South Africans Keith Horne and Trevor Fisher Jnr managed to upstage Rory McIlroy on Thursday in the opening round of the BMW SA Open proudly hosted by the City of Ekurhuleni at Glendower Golf Club – but only just.

The duo each carded six-under-par 66 to have a one-stroke edge over the world number two, with four other players on five-under-par 67 with McIlroy – South Africans Thomas Aiken, Dean Burmester and Jbe’ Kruger, and England’s Jordan L Smith.

“I hit my irons beautifully today and I putted well,” said Horne. “My putting hasn’t been great and today was nice. I made two relatively long putts today which for me is very good and the rest of them were just sort of four-footers, so it was a good day overall as far as my putting, my irons and my short-game were concerned.

“I really struggled with the driver today and I think if I’m going to be in contention on the weekend, I am going to have to sort out my game off the tee box,” he added.

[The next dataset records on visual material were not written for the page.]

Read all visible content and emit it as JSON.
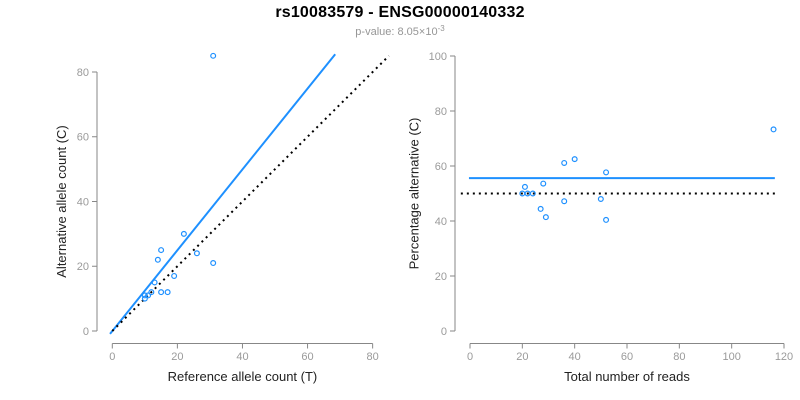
{
  "header": {
    "title": "rs10083579 - ENSG00000140332",
    "subtitle_prefix": "p-value: 8.05×10",
    "subtitle_exponent": "-3"
  },
  "colors": {
    "accent_blue": "#1E90FF",
    "reference_black": "#000000",
    "axis_gray": "#878787",
    "tick_label_gray": "#9a9a9a",
    "axis_title_dark": "#222222",
    "subtitle_gray": "#969696"
  },
  "chart_data": [
    {
      "type": "scatter",
      "name": "allele-count-plot",
      "xlabel": "Reference allele count (T)",
      "ylabel": "Alternative allele count (C)",
      "xticks": [
        0,
        20,
        40,
        60,
        80
      ],
      "yticks": [
        0,
        20,
        40,
        60,
        80
      ],
      "xlim": [
        0,
        85
      ],
      "ylim": [
        0,
        86
      ],
      "grid": false,
      "points": [
        {
          "x": 10,
          "y": 10
        },
        {
          "x": 10,
          "y": 11
        },
        {
          "x": 11,
          "y": 11
        },
        {
          "x": 12,
          "y": 12
        },
        {
          "x": 13,
          "y": 15
        },
        {
          "x": 14,
          "y": 22
        },
        {
          "x": 15,
          "y": 25
        },
        {
          "x": 15,
          "y": 12
        },
        {
          "x": 17,
          "y": 12
        },
        {
          "x": 19,
          "y": 17
        },
        {
          "x": 22,
          "y": 30
        },
        {
          "x": 26,
          "y": 24
        },
        {
          "x": 31,
          "y": 85
        },
        {
          "x": 31,
          "y": 21
        }
      ],
      "lines": [
        {
          "name": "fit-line",
          "style": "solid",
          "color": "#1E90FF",
          "x1": -0.7,
          "y1": -0.9,
          "x2": 68.5,
          "y2": 85.5
        },
        {
          "name": "identity-line",
          "style": "dotted",
          "color": "#000000",
          "x1": 0,
          "y1": 0,
          "x2": 85,
          "y2": 85
        }
      ]
    },
    {
      "type": "scatter",
      "name": "percentage-plot",
      "xlabel": "Total number of reads",
      "ylabel": "Percentage alternative (C)",
      "xticks": [
        0,
        20,
        40,
        60,
        80,
        100,
        120
      ],
      "yticks": [
        0,
        20,
        40,
        60,
        80,
        100
      ],
      "xlim": [
        0,
        120
      ],
      "ylim": [
        0,
        100
      ],
      "grid": false,
      "points": [
        {
          "x": 20,
          "y": 50.0
        },
        {
          "x": 21,
          "y": 52.4
        },
        {
          "x": 22,
          "y": 50.0
        },
        {
          "x": 24,
          "y": 50.0
        },
        {
          "x": 28,
          "y": 53.6
        },
        {
          "x": 36,
          "y": 61.1
        },
        {
          "x": 40,
          "y": 62.5
        },
        {
          "x": 27,
          "y": 44.4
        },
        {
          "x": 29,
          "y": 41.4
        },
        {
          "x": 36,
          "y": 47.2
        },
        {
          "x": 52,
          "y": 57.7
        },
        {
          "x": 50,
          "y": 48.0
        },
        {
          "x": 116,
          "y": 73.3
        },
        {
          "x": 52,
          "y": 40.4
        }
      ],
      "lines": [
        {
          "name": "weighted-mean-line",
          "style": "solid",
          "color": "#1E90FF",
          "x1": -0.4,
          "y1": 55.6,
          "x2": 116.5,
          "y2": 55.6
        },
        {
          "name": "expected-50pct-line",
          "style": "dotted",
          "color": "#000000",
          "x1": -3.5,
          "y1": 50,
          "x2": 116.5,
          "y2": 50
        }
      ]
    }
  ]
}
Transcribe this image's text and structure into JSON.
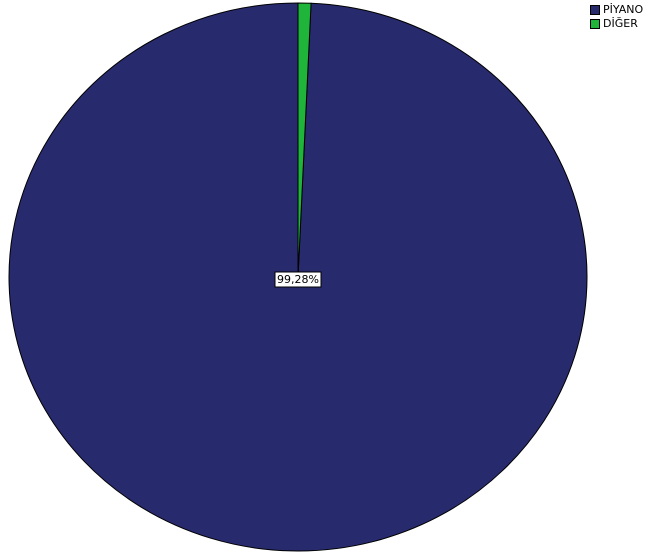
{
  "chart_data": {
    "type": "pie",
    "categories": [
      "PİYANO",
      "DİĞER"
    ],
    "values": [
      99.28,
      0.72
    ],
    "colors": [
      "#282a6e",
      "#1fb53a"
    ],
    "data_labels": [
      "99,28%"
    ],
    "start_angle_deg": 0,
    "direction": "counterclockwise",
    "legend_position": "top-right",
    "title": ""
  },
  "legend": {
    "items": [
      {
        "label": "PİYANO",
        "color": "#282a6e"
      },
      {
        "label": "DİĞER",
        "color": "#1fb53a"
      }
    ]
  }
}
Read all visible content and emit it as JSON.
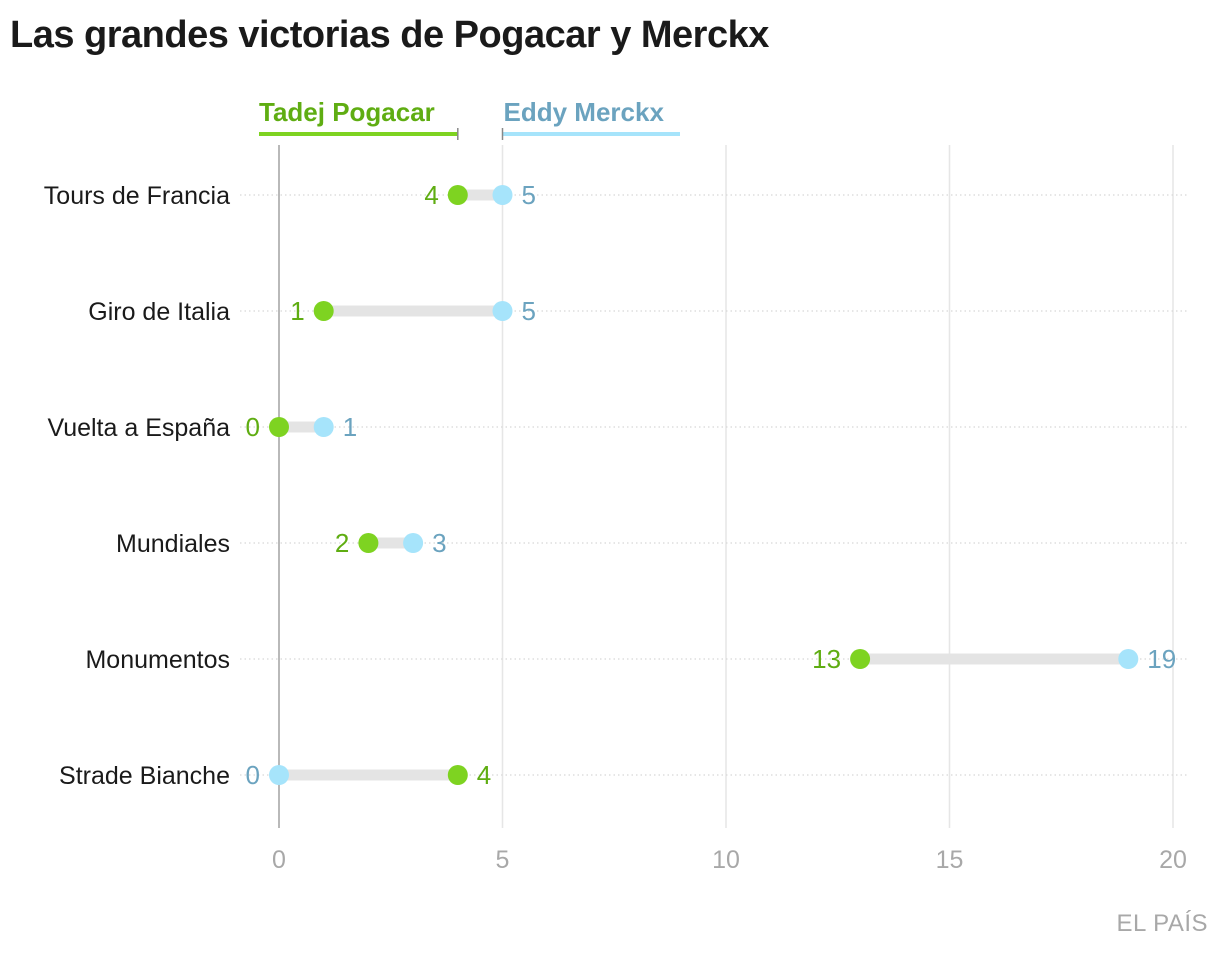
{
  "title": "Las grandes victorias de Pogacar y Merckx",
  "source": "EL PAÍS",
  "chart_data": {
    "type": "dumbbell",
    "title": "Las grandes victorias de Pogacar y Merckx",
    "categories": [
      "Tours de Francia",
      "Giro de Italia",
      "Vuelta a España",
      "Mundiales",
      "Monumentos",
      "Strade Bianche"
    ],
    "series": [
      {
        "name": "Tadej Pogacar",
        "color": "#7ed321",
        "label_color": "#5fad12",
        "values": [
          4,
          1,
          0,
          2,
          13,
          4
        ]
      },
      {
        "name": "Eddy Merckx",
        "color": "#a6e4fb",
        "label_color": "#6ba3bf",
        "values": [
          5,
          5,
          1,
          3,
          19,
          0
        ]
      }
    ],
    "xlim": [
      0,
      20
    ],
    "xticks": [
      "0",
      "5",
      "10",
      "15",
      "20"
    ],
    "xlabel": "",
    "ylabel": "",
    "grid": true,
    "legend_position": "top",
    "connector_color": "#e4e4e4"
  }
}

“It was the best I’ve hit the ball in two years,” said Fisher. “I hit some bad shots but I hit some good shots too, and the ball really went where I wanted it to go with the good shots. With my bad shots, I mistime it, but, in general I was quite happy with the way I hit it. I can still improve it a bit.”

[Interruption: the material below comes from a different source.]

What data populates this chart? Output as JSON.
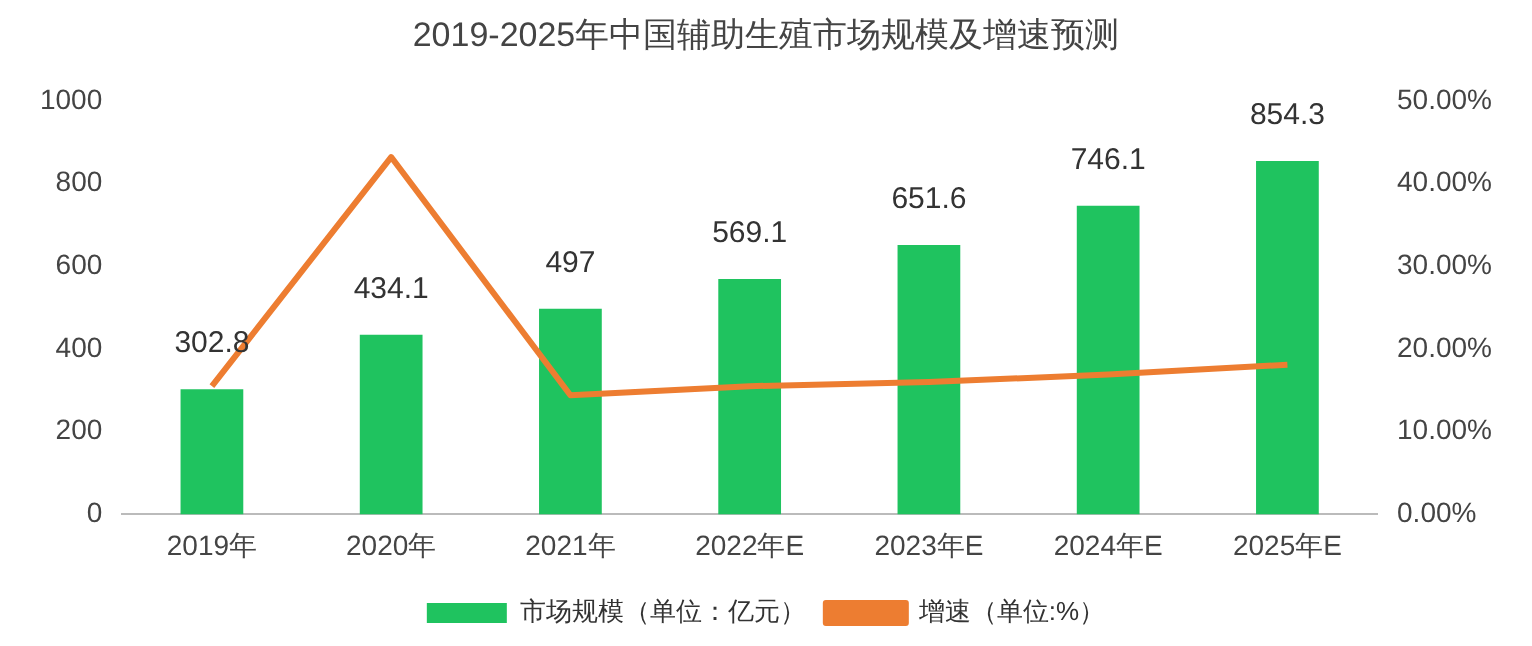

For McIlroy, it was a question of putting on an exhibition for the thousands of fans who turned up early on a working – and school – day to watch him. “Teeing off early this morning and seeing the tee lined and each side of the fairways is always nice,” he said. “It’s nice to play in front of crowds like that and it’s great that they are so enthusiastic and getting up out of bed at that time of the morning. It’s a pleasure to play in front of them and hopefully they can continue to come out the next three days.”

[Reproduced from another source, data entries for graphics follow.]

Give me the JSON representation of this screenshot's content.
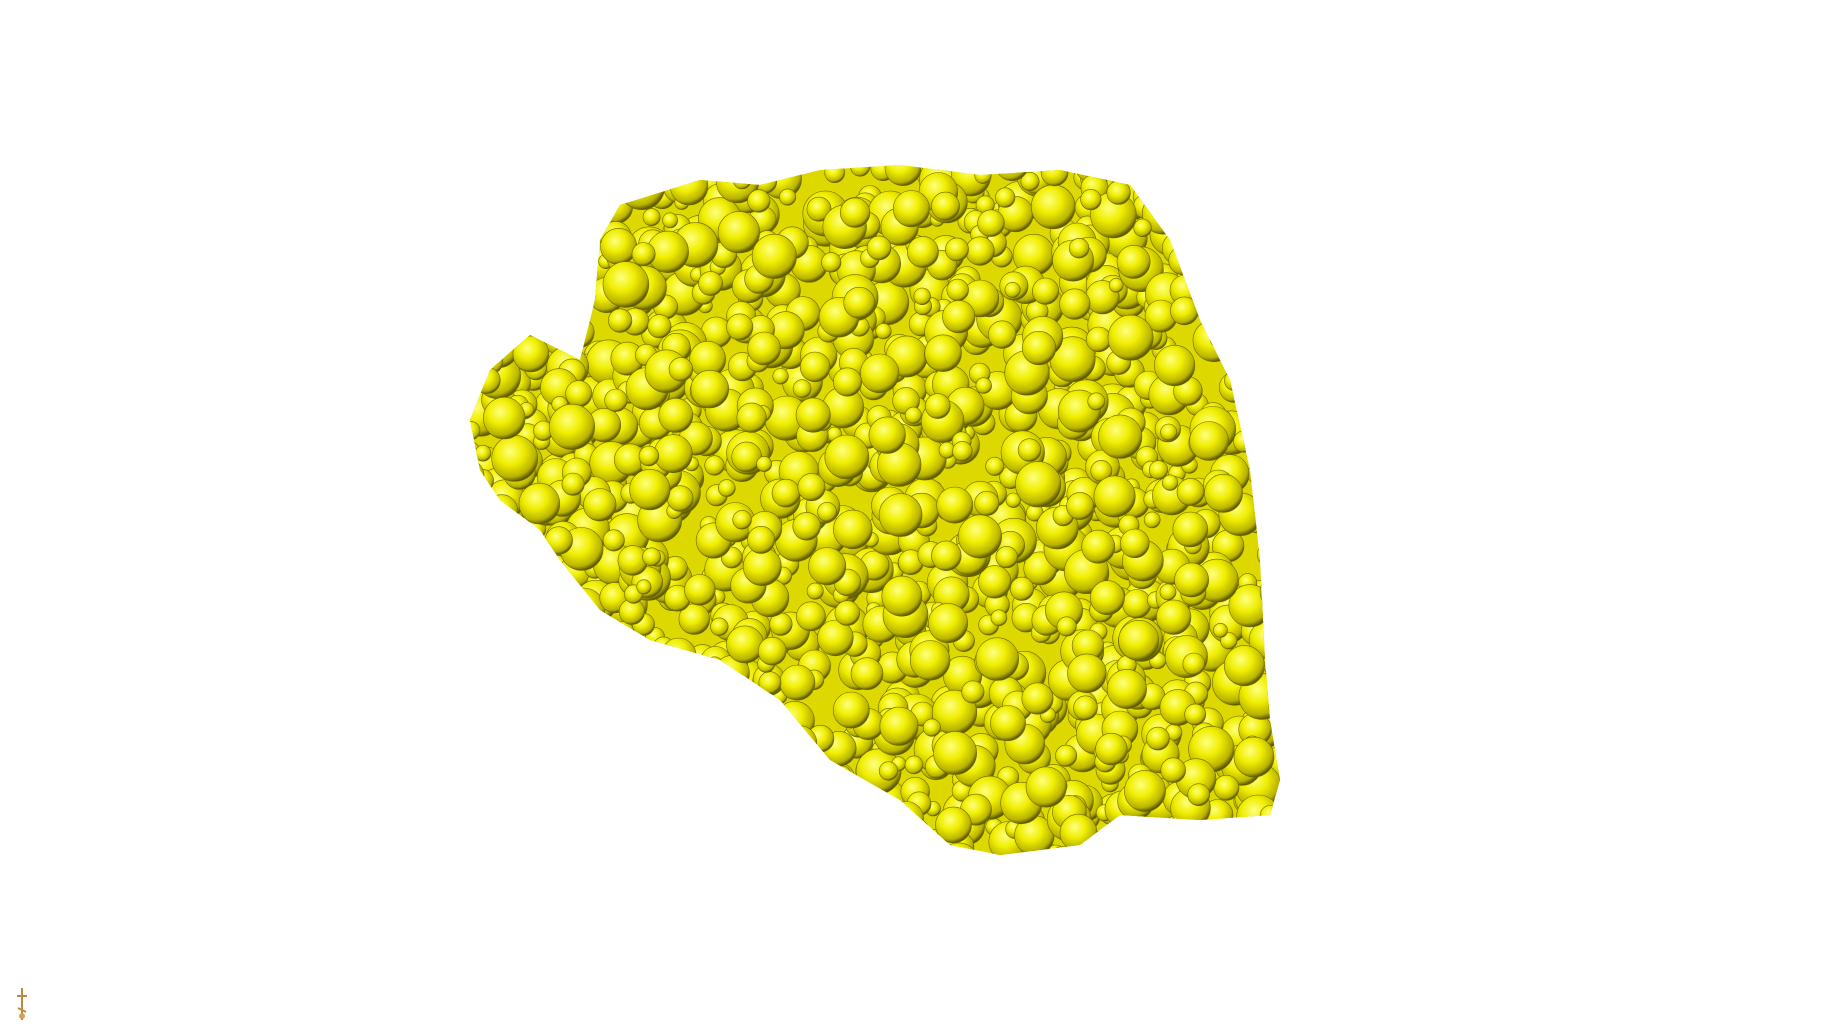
{
  "viewer": {
    "background_color": "#ffffff",
    "surface_color": "#f2f200",
    "surface_shadow_color": "#6e6a00",
    "surface_highlight_color": "#ffff66",
    "model_icon": "volume-isosurface",
    "axis_icon": "orientation-axes-icon",
    "axis_icon_color": "#c08a3e"
  }
}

His round was somewhat spoiled by a pair of bogeys on four and five – he started on the 10th – after had got it to five-under through 12. But he pulled things back with birdies on six and eight. “I felt like I gave myself a lot of chances on our front nine – the back nine,” he said. “You know, that four-under could have been probably six or seven but look, it was a really good way to start. It was a bit scrappy in places around the last few holes but yeah, five-under-par is a good way to start to start this tournament.

“There were a couple of putts that I felt I had good putts and hit them on a good line. They were lacking a little bit of speed so I tried to get a little bit aggressive as the round went on. I holed a few nice ones but the ones that I missed I feel a little more speed was needed than anything else. But I’ve been working hard on my putting; I feel like from August last year to today it’s come on leaps and bounds and I hope it can only improve.”

Fisher was out in the morning while the buzz around McIlroy was at its height, and he thrived on it. “The pressure is nice, and the crowds are nice, so you sort of get into your bubble and zone,” he said. “It’s nice to have people out here watching – a lot more than usual – and it makes you focus a bit harder and I’m trying to use it to my advantage.”

Horne was working his way to the first tee when McIlroy finished, and that got his competive juices flowing. “The crowds were more like Sunday crowds than Thursday crowds,” he said, “but it’s great to have that kind of support.”

The pair will be up against a determined McIlroy. “I had some really good drives on the front nine, the first nine holes and so that was encouraging,” he said. “I made a couple of sloppy swings coming in but that’s something that hopefully I can work on and try to eradicate for tomorrow.”